Ahmet Tulgar: İnsanın isyankar fotoğrafı…

Yazarımız Ahmet Tulgar, ardında yüzlerce haber ve söyleşi, öykü ve romanlarını bırakıp geçen yıl aramızdan ayrıldı. O, gazeteciliği ve yazarlığı birbirinden ayrı düşünmedi. “Birini diğerine tercih etmedim, edemedim” diye de ölümünden birkaç ay önce yazdı.

“Otuz beş senedir yazarak yaşayan, hayattaki tek iddiası edebiyat ve gazetecilik, tek emeli de ölmeden birkaç kitap daha yazmak olan, köpeği ile evine çekilmiş, arada da dostlarıyla kısa görüşmeler yapan biriyim” diye anlatmıştı son söyleşilerinden birinde.

35 yıl yazarak yaşayan Ahmet Tulgar’ı biz de yazarlardan okumak istedik. Karin Karakaşlı, Onur Bütün, Pınar Öğünç, Şafak Baba Pala ve Nurhan Suerdem’in kaleminden Ahmet Tulgar…

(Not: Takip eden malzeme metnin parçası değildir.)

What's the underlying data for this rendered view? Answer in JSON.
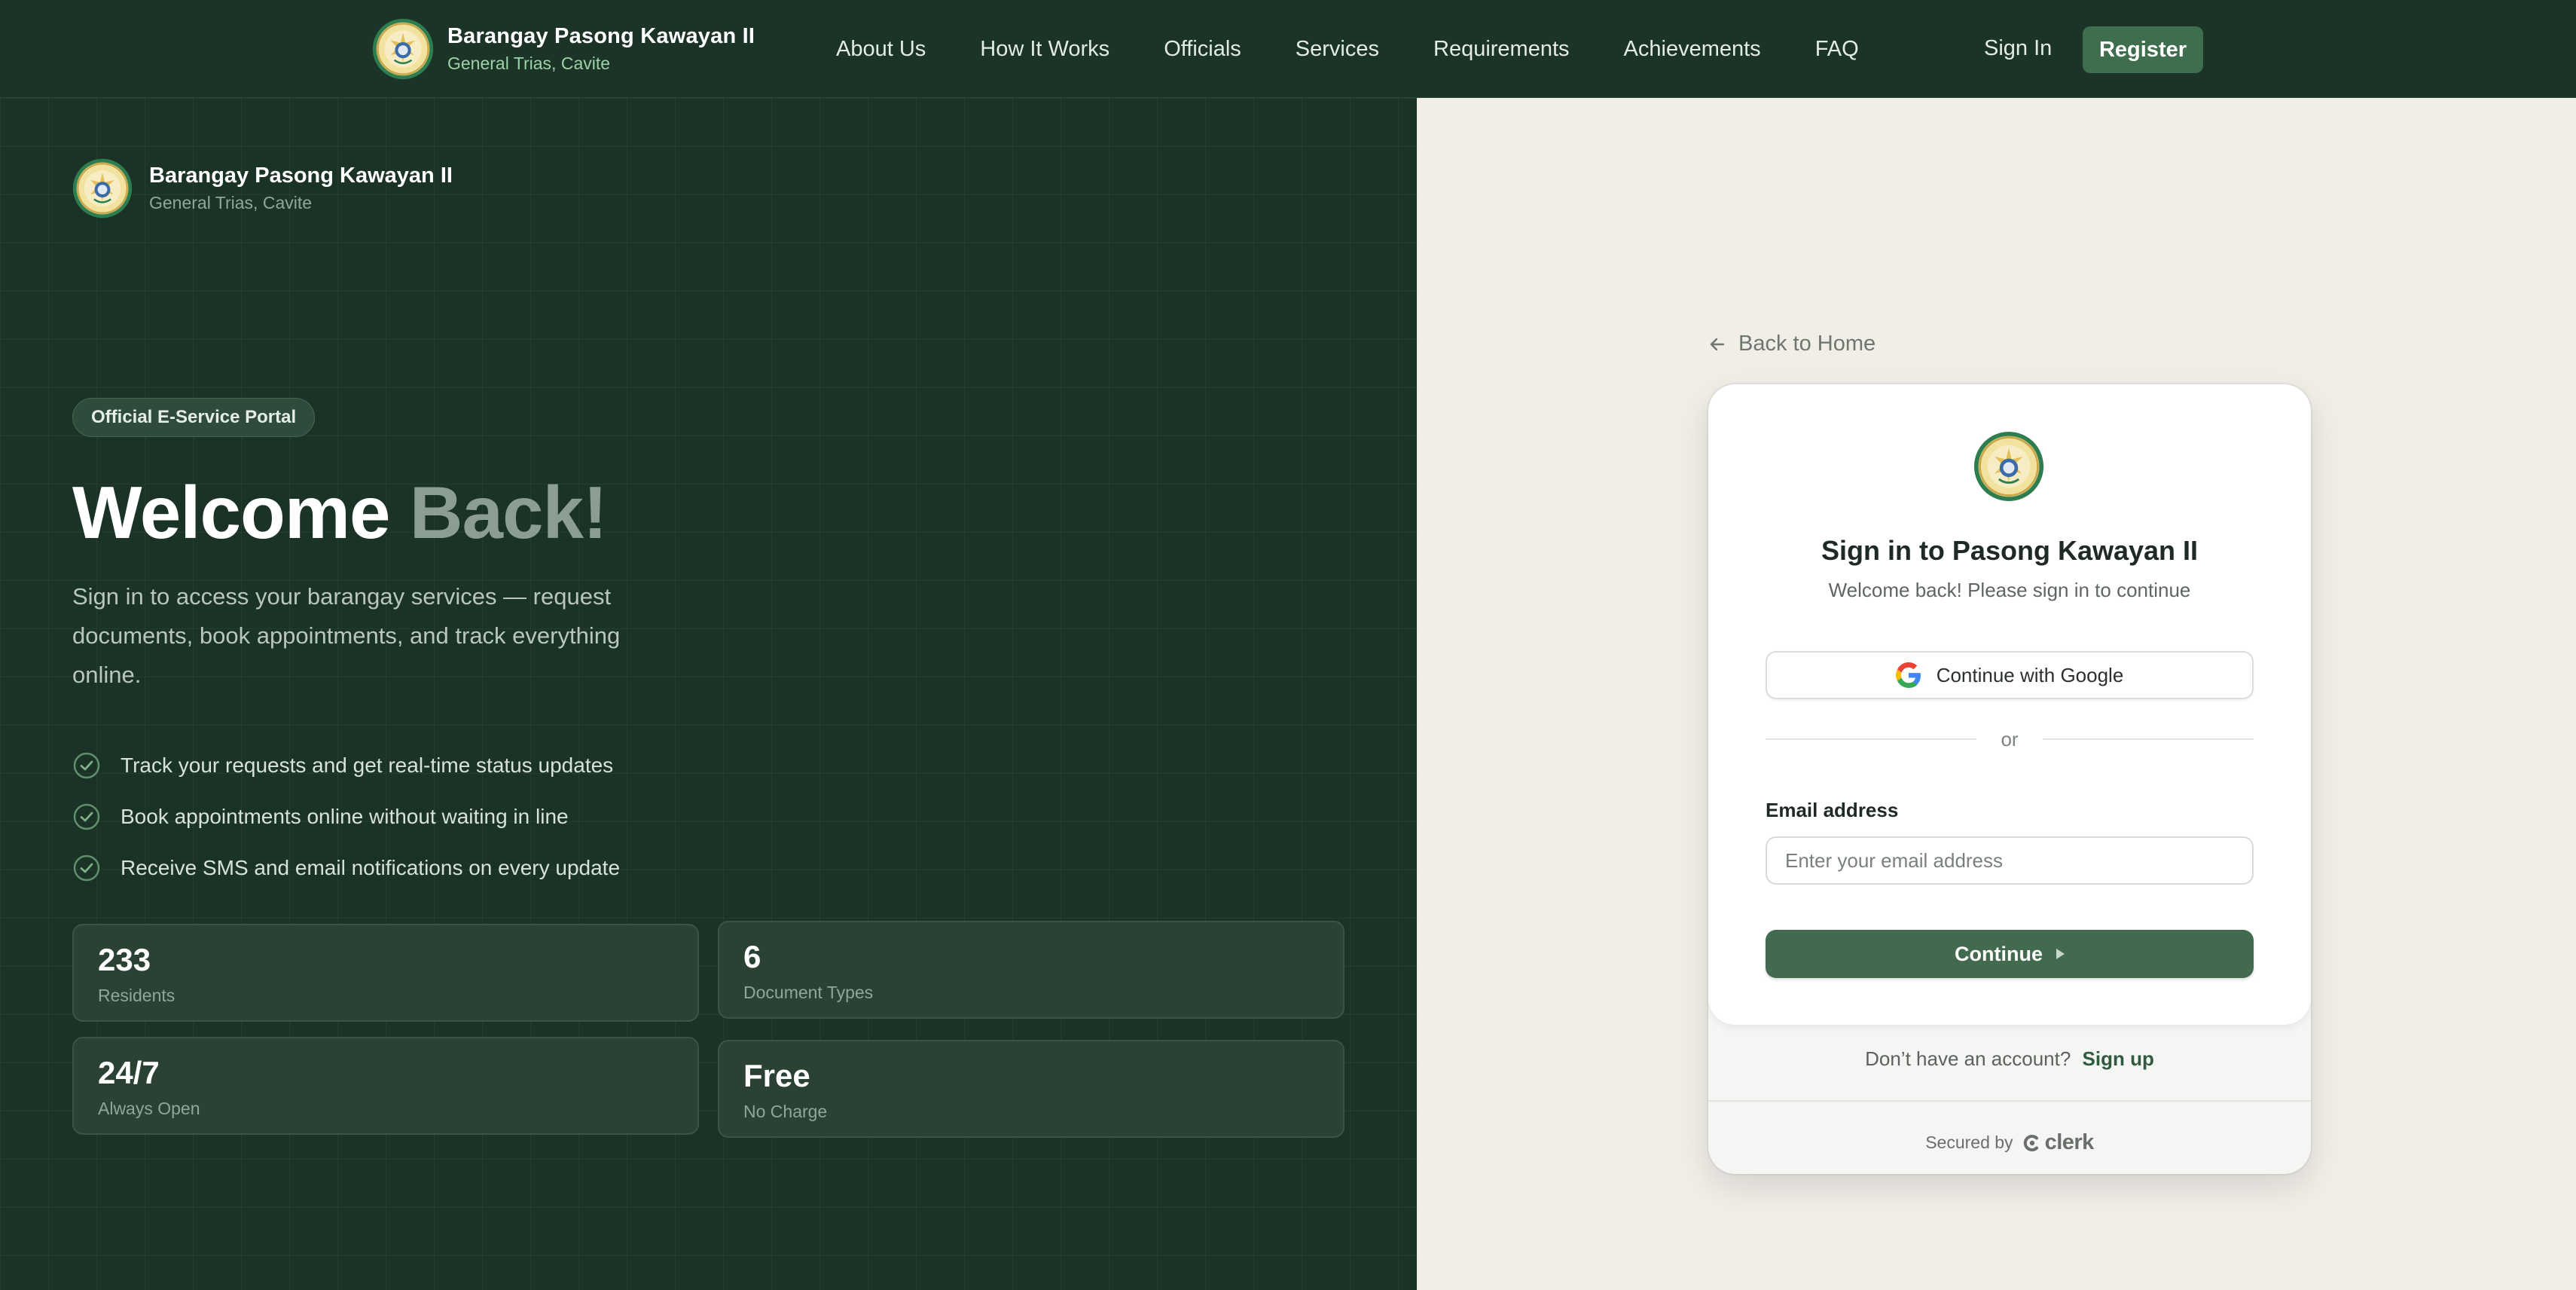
{
  "nav": {
    "brand_name": "Barangay Pasong Kawayan II",
    "brand_location": "General Trias, Cavite",
    "links": [
      "About Us",
      "How It Works",
      "Officials",
      "Services",
      "Requirements",
      "Achievements",
      "FAQ"
    ],
    "sign_in": "Sign In",
    "register": "Register"
  },
  "hero": {
    "brand_name": "Barangay Pasong Kawayan II",
    "brand_location": "General Trias, Cavite",
    "badge": "Official E-Service Portal",
    "title_part1": "Welcome",
    "title_part2": "Back!",
    "description": "Sign in to access your barangay services — request documents, book appointments, and track everything online.",
    "features": [
      "Track your requests and get real-time status updates",
      "Book appointments online without waiting in line",
      "Receive SMS and email notifications on every update"
    ],
    "stats": [
      {
        "value": "233",
        "label": "Residents"
      },
      {
        "value": "6",
        "label": "Document Types"
      },
      {
        "value": "24/7",
        "label": "Always Open"
      },
      {
        "value": "Free",
        "label": "No Charge"
      }
    ]
  },
  "signin": {
    "back_link": "Back to Home",
    "title": "Sign in to Pasong Kawayan II",
    "subtitle": "Welcome back! Please sign in to continue",
    "google_button": "Continue with Google",
    "divider": "or",
    "email_label": "Email address",
    "email_placeholder": "Enter your email address",
    "email_value": "",
    "continue_button": "Continue",
    "no_account_text": "Don’t have an account?",
    "sign_up_link": "Sign up",
    "secured_by": "Secured by",
    "provider": "clerk"
  },
  "colors": {
    "nav_bg": "#1c3428",
    "panel_bg": "#1b3326",
    "accent_green": "#426a4f",
    "right_bg": "#f1eee8"
  },
  "icons": [
    "seal-logo",
    "arrow-left-icon",
    "google-icon",
    "check-circle-icon",
    "caret-right-icon",
    "clerk-logo"
  ]
}
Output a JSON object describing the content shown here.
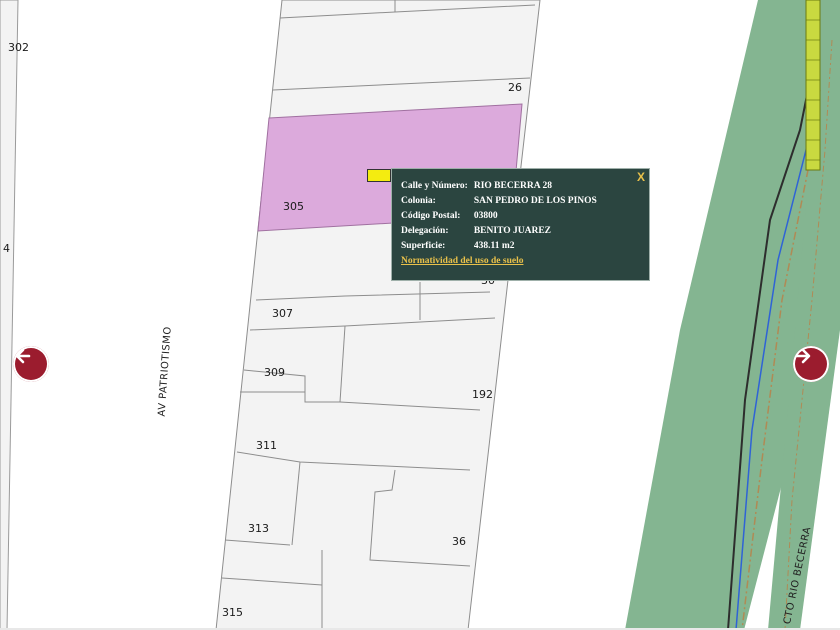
{
  "map": {
    "lot_labels": [
      "302",
      "26",
      "305",
      "307",
      "309",
      "192",
      "311",
      "313",
      "36",
      "315",
      "30",
      "4"
    ],
    "street_labels": [
      "AV PATRIOTISMO",
      "CTO RIO BECERRA"
    ],
    "colors": {
      "selected_lot": "#dcaadc",
      "green_strip": "#84b591",
      "lot_fill": "#f3f3f3",
      "nav_arrow": "#9b1c2e",
      "popup_bg": "#2b4540",
      "popup_link": "#e9c14a",
      "marker": "#f4ec10"
    }
  },
  "popup": {
    "close_label": "X",
    "rows": [
      {
        "key": "Calle y Número:",
        "value": "RIO BECERRA 28"
      },
      {
        "key": "Colonia:",
        "value": "SAN PEDRO DE LOS PINOS"
      },
      {
        "key": "Código Postal:",
        "value": "03800"
      },
      {
        "key": "Delegación:",
        "value": "BENITO JUAREZ"
      },
      {
        "key": "Superficie:",
        "value": "438.11 m2"
      }
    ],
    "link_label": "Normatividad del uso de suelo"
  },
  "nav": {
    "left_icon": "arrow-left-icon",
    "right_icon": "arrow-right-icon"
  }
}
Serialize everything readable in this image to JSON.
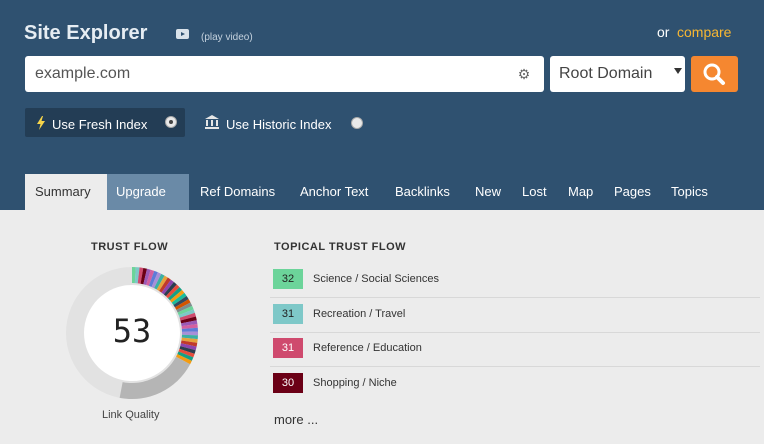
{
  "header": {
    "title": "Site Explorer",
    "play_video": "(play video)",
    "or_text": "or",
    "compare": "compare"
  },
  "search": {
    "value": "example.com",
    "scope": "Root Domain"
  },
  "index": {
    "fresh": "Use Fresh Index",
    "historic": "Use Historic Index",
    "selected": "fresh"
  },
  "tabs": [
    {
      "label": "Summary",
      "active": true
    },
    {
      "label": "Upgrade"
    },
    {
      "label": "Ref Domains"
    },
    {
      "label": "Anchor Text"
    },
    {
      "label": "Backlinks"
    },
    {
      "label": "New"
    },
    {
      "label": "Lost"
    },
    {
      "label": "Map"
    },
    {
      "label": "Pages"
    },
    {
      "label": "Topics"
    }
  ],
  "trust_flow": {
    "title": "TRUST FLOW",
    "value": "53",
    "caption": "Link Quality",
    "level": 53
  },
  "topical": {
    "title": "TOPICAL TRUST FLOW",
    "items": [
      {
        "value": "32",
        "label": "Science / Social Sciences",
        "color": "#6cd49a"
      },
      {
        "value": "31",
        "label": "Recreation / Travel",
        "color": "#7ec8c8"
      },
      {
        "value": "31",
        "label": "Reference / Education",
        "color": "#cf4a6e"
      },
      {
        "value": "30",
        "label": "Shopping / Niche",
        "color": "#6b0016"
      }
    ],
    "more": "more ..."
  },
  "colors": {
    "header_bg": "#2f5170",
    "accent": "#f58730",
    "compare_link": "#f7b733"
  },
  "icons": [
    "play-icon",
    "gear-icon",
    "search-icon",
    "bolt-icon",
    "bank-icon"
  ]
}
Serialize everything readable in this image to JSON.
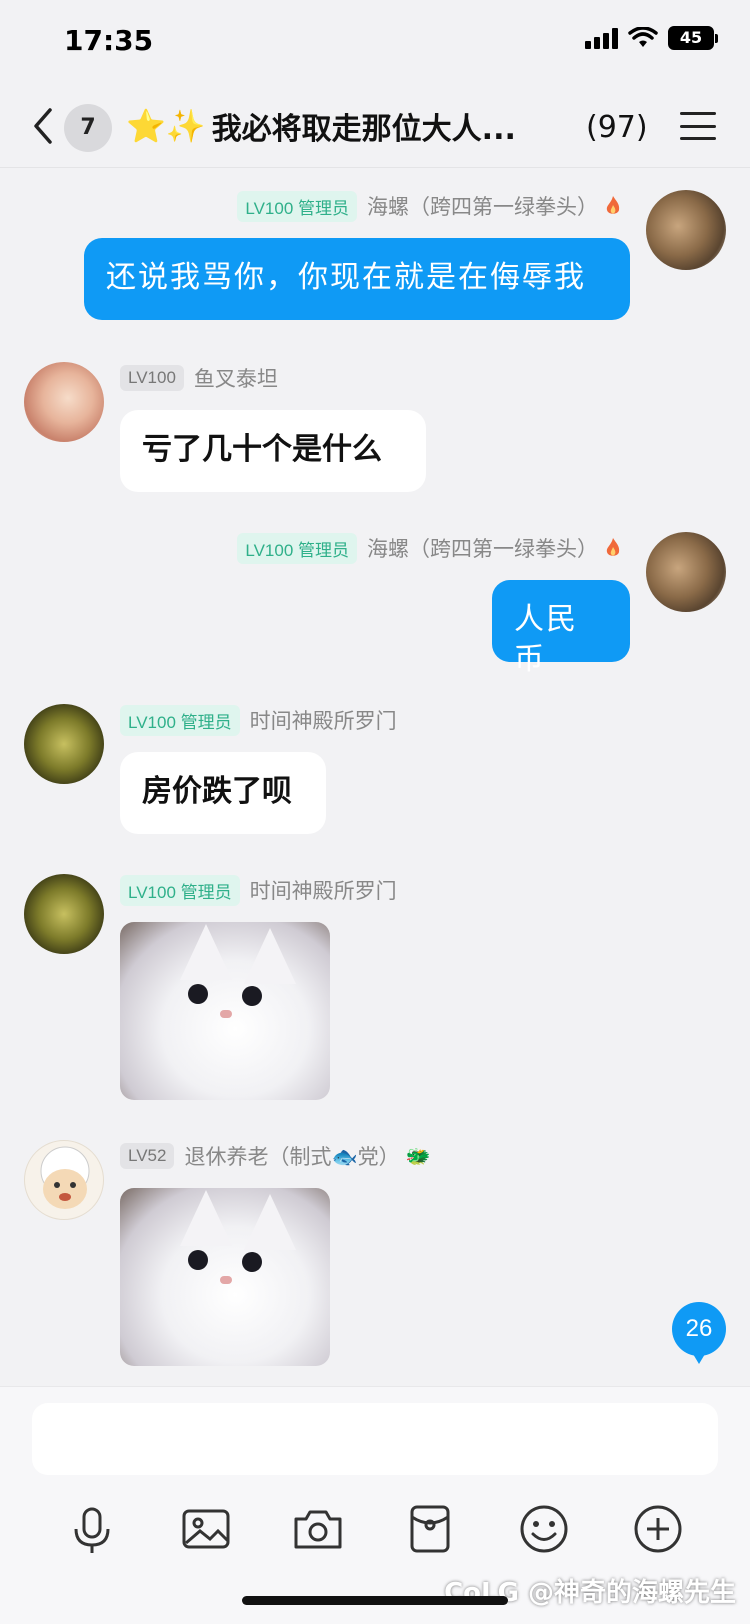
{
  "status_bar": {
    "time": "17:35",
    "battery": "45"
  },
  "header": {
    "unread_count": "7",
    "title_emoji": "⭐✨",
    "title": "我必将取走那位大人...",
    "member_count": "(97)"
  },
  "messages": [
    {
      "side": "right",
      "badge": "LV100 管理员",
      "nickname": "海螺（跨四第一绿拳头）",
      "type": "text",
      "text": "还说我骂你，你现在就是在侮辱我"
    },
    {
      "side": "left",
      "badge": "LV100",
      "nickname": "鱼叉泰坦",
      "type": "text",
      "text": "亏了几十个是什么"
    },
    {
      "side": "right",
      "badge": "LV100 管理员",
      "nickname": "海螺（跨四第一绿拳头）",
      "type": "text",
      "text": "人民币"
    },
    {
      "side": "left",
      "badge": "LV100 管理员",
      "nickname": "时间神殿所罗门",
      "type": "text",
      "text": "房价跌了呗"
    },
    {
      "side": "left",
      "badge": "LV100 管理员",
      "nickname": "时间神殿所罗门",
      "type": "image",
      "image": "white-cat-meme"
    },
    {
      "side": "left",
      "badge": "LV52",
      "nickname": "退休养老（制式🐟党）",
      "nickname_emoji": "🐲",
      "type": "image",
      "image": "white-cat-meme"
    }
  ],
  "unread_bubble": "26",
  "toolbar": [
    "microphone-icon",
    "image-icon",
    "camera-icon",
    "red-packet-icon",
    "emoji-icon",
    "plus-icon"
  ],
  "watermark": "CoLG @神奇的海螺先生",
  "colors": {
    "accent_blue": "#0f9af5",
    "admin_badge_text": "#2fb08a",
    "admin_badge_bg": "#dff5ee",
    "background": "#f2f2f4"
  }
}
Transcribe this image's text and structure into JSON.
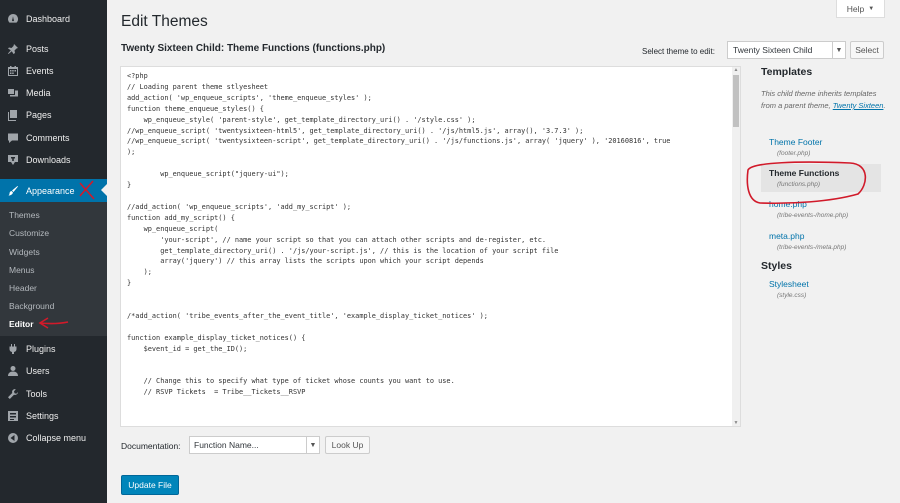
{
  "sidebar": {
    "dashboard": "Dashboard",
    "posts": "Posts",
    "events": "Events",
    "media": "Media",
    "pages": "Pages",
    "comments": "Comments",
    "downloads": "Downloads",
    "appearance": "Appearance",
    "submenu": [
      "Themes",
      "Customize",
      "Widgets",
      "Menus",
      "Header",
      "Background",
      "Editor"
    ],
    "plugins": "Plugins",
    "users": "Users",
    "tools": "Tools",
    "settings": "Settings",
    "collapse": "Collapse menu"
  },
  "header": {
    "help": "Help",
    "title": "Edit Themes",
    "file_title": "Twenty Sixteen Child: Theme Functions (functions.php)",
    "select_label": "Select theme to edit:",
    "selected_theme": "Twenty Sixteen Child",
    "select_button": "Select"
  },
  "editor": {
    "code": "<?php\n// Loading parent theme stlyesheet\nadd_action( 'wp_enqueue_scripts', 'theme_enqueue_styles' );\nfunction theme_enqueue_styles() {\n    wp_enqueue_style( 'parent-style', get_template_directory_uri() . '/style.css' );\n//wp_enqueue_script( 'twentysixteen-html5', get_template_directory_uri() . '/js/html5.js', array(), '3.7.3' );\n//wp_enqueue_script( 'twentysixteen-script', get_template_directory_uri() . '/js/functions.js', array( 'jquery' ), '20160816', true\n);\n\n        wp_enqueue_script(\"jquery-ui\");\n}\n\n//add_action( 'wp_enqueue_scripts', 'add_my_script' );\nfunction add_my_script() {\n    wp_enqueue_script(\n        'your-script', // name your script so that you can attach other scripts and de-register, etc.\n        get_template_directory_uri() . '/js/your-script.js', // this is the location of your script file\n        array('jquery') // this array lists the scripts upon which your script depends\n    );\n}\n\n\n/*add_action( 'tribe_events_after_the_event_title', 'example_display_ticket_notices' );\n\nfunction example_display_ticket_notices() {\n    $event_id = get_the_ID();\n\n\n    // Change this to specify what type of ticket whose counts you want to use.\n    // RSVP Tickets  = Tribe__Tickets__RSVP"
  },
  "templates": {
    "heading": "Templates",
    "inherits_text": "This child theme inherits templates from a parent theme,",
    "parent_link": "Twenty Sixteen",
    "period": ".",
    "items": [
      {
        "name": "Theme Footer",
        "file": "(footer.php)"
      },
      {
        "name": "Theme Functions",
        "file": "(functions.php)"
      },
      {
        "name": "home.php",
        "file": "(tribe-events-/home.php)"
      },
      {
        "name": "meta.php",
        "file": "(tribe-events-/meta.php)"
      }
    ],
    "styles_heading": "Styles",
    "styles": [
      {
        "name": "Stylesheet",
        "file": "(style.css)"
      }
    ]
  },
  "bottom": {
    "doc_label": "Documentation:",
    "doc_select": "Function Name...",
    "lookup": "Look Up",
    "update": "Update File"
  },
  "colors": {
    "sidebar_bg": "#23282d",
    "active_bg": "#0073aa",
    "annotation": "#d11a2a"
  }
}
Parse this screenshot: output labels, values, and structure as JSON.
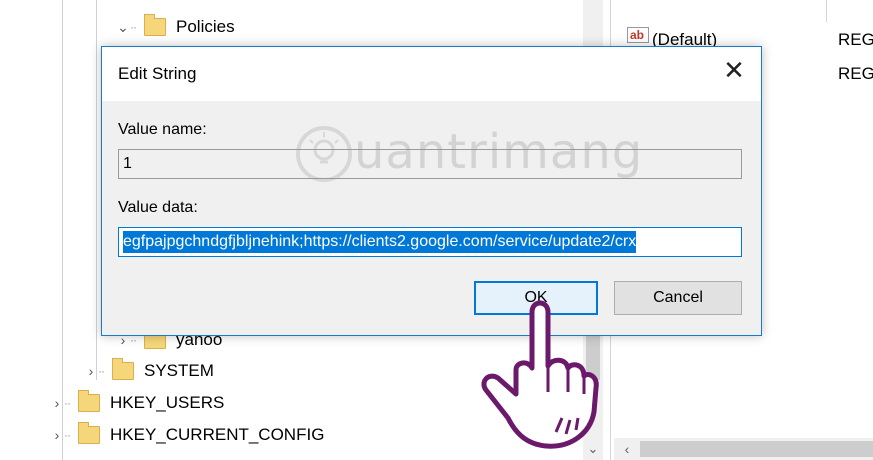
{
  "tree": {
    "items": [
      {
        "label": "Policies",
        "expanded": true
      },
      {
        "label": "yahoo",
        "expanded": false
      },
      {
        "label": "SYSTEM",
        "expanded": false
      },
      {
        "label": "HKEY_USERS",
        "expanded": false
      },
      {
        "label": "HKEY_CURRENT_CONFIG",
        "expanded": false
      }
    ]
  },
  "values_pane": {
    "rows": [
      {
        "name": "(Default)",
        "type": "REG"
      },
      {
        "name": "",
        "type": "REG"
      }
    ]
  },
  "dialog": {
    "title": "Edit String",
    "value_name_label": "Value name:",
    "value_name": "1",
    "value_data_label": "Value data:",
    "value_data": "egfpajpgchndgfjbljnehink;https://clients2.google.com/service/update2/crx",
    "ok_label": "OK",
    "cancel_label": "Cancel"
  },
  "watermark": {
    "text": "uantrimang"
  }
}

KARİN KARAKAŞLI: ESKİMEZ, HEP YERLİ YERİNDE DURUR

“Parçalanmış zamanlarda yekpâre olanın kıymeti artar, özü sözü bir olan alabildiğine billurlaşır. Ahmet Tulgar’ın şahsiyeti ve edebiyatı işte böyle biricik. Eskimez, hep yerli yerine oturur.

Sosyalist mücadeleye, gazeteciliğe ve edebiyata vakfedilmiş ömründe her bir alanın hakkını sonuna kadar veren bu usta anlatıcı, insan hikâyelerini hakikatin ifşası olarak önümüze serer.

‘Dikkat öykü çarpabilir!’ uyarısı konmalıdır onun kitaplarına. Zira, bunlar elinizde çay kahveyle okunacak cinsten değil. Tekinsiz. Tıpkı hayatın kendisi gibi.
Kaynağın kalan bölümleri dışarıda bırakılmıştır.